Not a typical pontificator perhaps, but I know my Brummell from my Baudelaire, and my Beaton from my Barbey d’Aurevilly. He said, in danger of seeking a thick ear. And I am acquainted with Lord Whimsy, if not the others in the piece. Not sure if I’ve ever properly ‘rocked’ either. That’s always been my problem. Not a proper musician, not a proper dandy. Not a proper writer, either. I must be a proper something. Don’t answer that.
From the L’Uomo Vogue article itself, a rather flattering opening line:
The leading online rock-star dandy is not David Bowie or Bryan Ferry, but Dickon Edwards (dickonedwards.co.uk). The 36-year-old Englishman, who has sang in several bands, has earned admiration in Dandyland for his spare build, slim suits, and blond hair that is as authentic as his first name. Adding to his dandy credentials are his contributions to ‘The Decadent Handbook’ and an afterword to a new edition of Jerome K. Jerome’s classic, ‘Idle Thoughts of an Idle Fellow.’ Like the dandies of old, Edwards avoids responsibility, preferring to supplement his uncertain musical income by going on welfare rather than taking a job.
Interesting that they assume ‘Dickon’ is as artificial as my hair colour.

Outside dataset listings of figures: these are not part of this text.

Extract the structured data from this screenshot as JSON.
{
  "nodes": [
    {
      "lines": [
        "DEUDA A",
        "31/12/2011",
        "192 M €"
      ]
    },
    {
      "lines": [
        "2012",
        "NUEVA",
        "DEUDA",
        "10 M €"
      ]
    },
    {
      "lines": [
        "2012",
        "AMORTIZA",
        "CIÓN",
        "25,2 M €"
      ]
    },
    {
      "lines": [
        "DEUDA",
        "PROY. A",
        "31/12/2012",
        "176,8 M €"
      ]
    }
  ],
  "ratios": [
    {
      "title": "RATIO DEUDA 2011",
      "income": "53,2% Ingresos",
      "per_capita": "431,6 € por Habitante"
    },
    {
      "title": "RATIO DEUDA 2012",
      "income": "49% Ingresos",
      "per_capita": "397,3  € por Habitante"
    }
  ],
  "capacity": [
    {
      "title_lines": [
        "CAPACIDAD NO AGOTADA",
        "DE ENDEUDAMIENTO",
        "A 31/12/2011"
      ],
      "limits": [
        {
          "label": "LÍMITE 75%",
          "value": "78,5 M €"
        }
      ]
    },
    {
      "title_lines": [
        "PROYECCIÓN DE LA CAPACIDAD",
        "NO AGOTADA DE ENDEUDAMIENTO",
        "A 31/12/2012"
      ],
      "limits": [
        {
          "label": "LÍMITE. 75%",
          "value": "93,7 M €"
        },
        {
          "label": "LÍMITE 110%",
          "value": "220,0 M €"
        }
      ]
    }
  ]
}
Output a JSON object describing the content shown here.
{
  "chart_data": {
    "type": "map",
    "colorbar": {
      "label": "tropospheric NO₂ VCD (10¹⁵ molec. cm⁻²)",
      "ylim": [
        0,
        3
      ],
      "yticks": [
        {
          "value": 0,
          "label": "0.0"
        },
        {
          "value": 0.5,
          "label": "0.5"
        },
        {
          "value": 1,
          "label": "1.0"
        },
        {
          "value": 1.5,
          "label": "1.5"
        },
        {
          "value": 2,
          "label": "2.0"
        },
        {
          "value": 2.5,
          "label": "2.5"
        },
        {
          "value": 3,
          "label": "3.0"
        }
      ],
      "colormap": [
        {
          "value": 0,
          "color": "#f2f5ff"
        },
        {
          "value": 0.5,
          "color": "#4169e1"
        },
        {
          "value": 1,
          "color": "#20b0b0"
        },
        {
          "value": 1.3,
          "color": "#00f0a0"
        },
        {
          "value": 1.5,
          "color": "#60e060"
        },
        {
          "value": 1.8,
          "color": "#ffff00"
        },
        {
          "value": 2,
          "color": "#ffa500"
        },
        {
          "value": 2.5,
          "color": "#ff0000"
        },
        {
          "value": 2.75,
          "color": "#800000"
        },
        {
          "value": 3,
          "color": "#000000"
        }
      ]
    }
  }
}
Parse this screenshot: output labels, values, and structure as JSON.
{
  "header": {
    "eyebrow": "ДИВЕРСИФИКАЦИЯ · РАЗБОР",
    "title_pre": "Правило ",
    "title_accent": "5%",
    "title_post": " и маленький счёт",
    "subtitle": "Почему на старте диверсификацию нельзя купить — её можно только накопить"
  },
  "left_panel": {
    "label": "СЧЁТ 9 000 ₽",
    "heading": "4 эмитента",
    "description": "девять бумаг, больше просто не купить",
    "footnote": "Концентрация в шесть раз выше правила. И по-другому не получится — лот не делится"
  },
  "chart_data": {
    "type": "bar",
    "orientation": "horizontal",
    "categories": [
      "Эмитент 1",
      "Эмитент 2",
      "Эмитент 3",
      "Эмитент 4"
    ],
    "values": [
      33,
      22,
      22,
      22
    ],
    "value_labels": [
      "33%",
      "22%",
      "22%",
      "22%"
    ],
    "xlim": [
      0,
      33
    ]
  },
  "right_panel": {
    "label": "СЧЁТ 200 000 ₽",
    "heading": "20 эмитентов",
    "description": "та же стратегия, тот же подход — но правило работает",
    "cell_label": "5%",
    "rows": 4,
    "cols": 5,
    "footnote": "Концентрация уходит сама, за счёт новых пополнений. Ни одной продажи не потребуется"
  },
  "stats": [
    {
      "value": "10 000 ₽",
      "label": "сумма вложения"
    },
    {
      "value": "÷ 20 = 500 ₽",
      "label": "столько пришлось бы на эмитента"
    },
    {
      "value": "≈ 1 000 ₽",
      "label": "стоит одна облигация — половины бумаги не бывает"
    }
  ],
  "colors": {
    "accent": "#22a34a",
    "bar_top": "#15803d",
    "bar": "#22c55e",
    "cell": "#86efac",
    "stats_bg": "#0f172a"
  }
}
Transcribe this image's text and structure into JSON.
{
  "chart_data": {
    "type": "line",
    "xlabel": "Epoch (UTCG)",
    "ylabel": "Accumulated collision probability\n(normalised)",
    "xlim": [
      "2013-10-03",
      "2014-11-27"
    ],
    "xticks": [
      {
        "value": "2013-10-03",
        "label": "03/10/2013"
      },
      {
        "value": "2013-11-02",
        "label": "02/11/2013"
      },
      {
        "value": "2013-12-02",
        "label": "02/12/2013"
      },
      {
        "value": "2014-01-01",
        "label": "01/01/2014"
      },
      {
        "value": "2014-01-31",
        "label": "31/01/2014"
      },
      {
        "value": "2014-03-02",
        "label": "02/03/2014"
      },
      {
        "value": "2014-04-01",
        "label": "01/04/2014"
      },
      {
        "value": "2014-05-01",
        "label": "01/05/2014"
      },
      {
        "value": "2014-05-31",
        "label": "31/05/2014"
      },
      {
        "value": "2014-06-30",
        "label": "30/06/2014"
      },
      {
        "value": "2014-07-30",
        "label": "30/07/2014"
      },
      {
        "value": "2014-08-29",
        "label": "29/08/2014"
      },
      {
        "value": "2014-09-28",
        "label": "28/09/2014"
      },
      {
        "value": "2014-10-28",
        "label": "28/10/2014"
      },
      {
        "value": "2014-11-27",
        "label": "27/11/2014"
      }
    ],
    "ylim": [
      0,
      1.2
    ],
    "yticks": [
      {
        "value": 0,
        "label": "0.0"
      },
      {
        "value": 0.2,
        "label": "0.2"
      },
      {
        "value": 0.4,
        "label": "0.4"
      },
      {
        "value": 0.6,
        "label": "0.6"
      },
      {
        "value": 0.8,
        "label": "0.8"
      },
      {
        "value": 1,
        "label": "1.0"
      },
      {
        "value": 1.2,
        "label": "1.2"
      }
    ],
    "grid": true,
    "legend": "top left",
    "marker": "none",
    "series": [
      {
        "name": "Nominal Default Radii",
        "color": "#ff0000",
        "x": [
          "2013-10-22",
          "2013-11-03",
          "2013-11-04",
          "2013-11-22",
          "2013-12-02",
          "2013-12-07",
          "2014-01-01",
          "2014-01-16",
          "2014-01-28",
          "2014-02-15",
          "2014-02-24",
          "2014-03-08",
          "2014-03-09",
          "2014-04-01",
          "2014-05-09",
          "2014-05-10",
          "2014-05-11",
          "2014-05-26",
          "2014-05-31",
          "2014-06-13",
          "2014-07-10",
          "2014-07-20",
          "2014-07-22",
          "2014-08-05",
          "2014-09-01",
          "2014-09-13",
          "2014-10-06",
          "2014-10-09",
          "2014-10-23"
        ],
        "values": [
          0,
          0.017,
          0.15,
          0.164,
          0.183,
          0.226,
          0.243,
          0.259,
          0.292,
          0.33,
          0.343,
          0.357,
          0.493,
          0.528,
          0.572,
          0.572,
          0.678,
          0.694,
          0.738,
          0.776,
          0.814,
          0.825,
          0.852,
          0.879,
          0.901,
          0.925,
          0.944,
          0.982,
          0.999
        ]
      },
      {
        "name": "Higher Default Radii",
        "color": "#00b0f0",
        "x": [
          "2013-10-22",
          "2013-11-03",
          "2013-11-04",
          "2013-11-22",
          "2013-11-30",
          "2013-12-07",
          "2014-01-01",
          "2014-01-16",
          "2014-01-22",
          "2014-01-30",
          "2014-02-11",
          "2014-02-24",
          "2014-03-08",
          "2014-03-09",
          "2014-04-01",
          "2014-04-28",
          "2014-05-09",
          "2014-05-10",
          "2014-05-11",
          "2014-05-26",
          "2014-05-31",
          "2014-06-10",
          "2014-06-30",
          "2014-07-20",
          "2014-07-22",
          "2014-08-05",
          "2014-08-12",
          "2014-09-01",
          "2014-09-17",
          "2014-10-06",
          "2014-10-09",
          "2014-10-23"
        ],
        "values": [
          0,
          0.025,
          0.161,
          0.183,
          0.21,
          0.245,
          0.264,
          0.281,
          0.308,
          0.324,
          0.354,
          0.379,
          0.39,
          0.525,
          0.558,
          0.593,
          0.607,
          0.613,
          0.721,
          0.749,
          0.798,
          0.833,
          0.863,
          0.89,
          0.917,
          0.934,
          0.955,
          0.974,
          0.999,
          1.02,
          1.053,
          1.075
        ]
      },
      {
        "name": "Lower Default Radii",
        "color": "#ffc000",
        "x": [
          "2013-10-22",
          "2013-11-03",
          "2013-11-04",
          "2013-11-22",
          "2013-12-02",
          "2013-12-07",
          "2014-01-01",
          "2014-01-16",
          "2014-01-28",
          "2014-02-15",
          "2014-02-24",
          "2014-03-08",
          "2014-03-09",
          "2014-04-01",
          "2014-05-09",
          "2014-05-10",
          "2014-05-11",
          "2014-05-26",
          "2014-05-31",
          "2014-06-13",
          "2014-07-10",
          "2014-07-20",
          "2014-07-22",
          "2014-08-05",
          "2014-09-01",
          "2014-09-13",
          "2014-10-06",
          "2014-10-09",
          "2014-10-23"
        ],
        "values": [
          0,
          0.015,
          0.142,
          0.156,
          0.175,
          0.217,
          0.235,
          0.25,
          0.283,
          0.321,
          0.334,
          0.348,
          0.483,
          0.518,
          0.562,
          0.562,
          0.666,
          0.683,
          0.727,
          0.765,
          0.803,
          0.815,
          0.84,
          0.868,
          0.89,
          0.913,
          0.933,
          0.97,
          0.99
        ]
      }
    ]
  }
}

They’re not the first. It’s like saying someone born Robert but better known as Bobby is assuming a fake name. Dickon is just a more obscure derivative, that’s all. The Richard is also there for the times I can’t be bothered to have the ‘Ooh, interesting name’ conversation.
I did try reverting properly to Richard a few years ago purely to make life easier, in the same way I’ve experimented with not being blond. But in both cases, it just wasn’t me.
And though I’m Richard on my passport, the medical services know me as Dickon, because they need to know the name most likely to bring someone out of unconsciousness. Dickon is my ‘coma name’. Though I realise if I ramble on any more in this hair-splitting mode, I’ll send the reader into one.
As to the bit in the article about my avoiding responsibility: well, it’s more that responsibility avoids me. I do keeping trying to find paid work, work which I think I can do fairly well, where I don’t feel a fraud. Most recently, I emailed all the newspaper blogs with offers of reporting on the Latitude Festival for them, seeing as I’m going to be there anyway, camping for the first time since I was a teenager, and in a white suit too. I thought that would be a vaguely interesting and entertaining perspective: certainly less dull than your average festival report. ‘The Festival Flaneur’, it could have been called. But no one at the broadsheets was interested. Ah well.
Besides, responsibility is all relative. I speak as someone who’s just had to escort Shane MacGowan onto a couple of planes.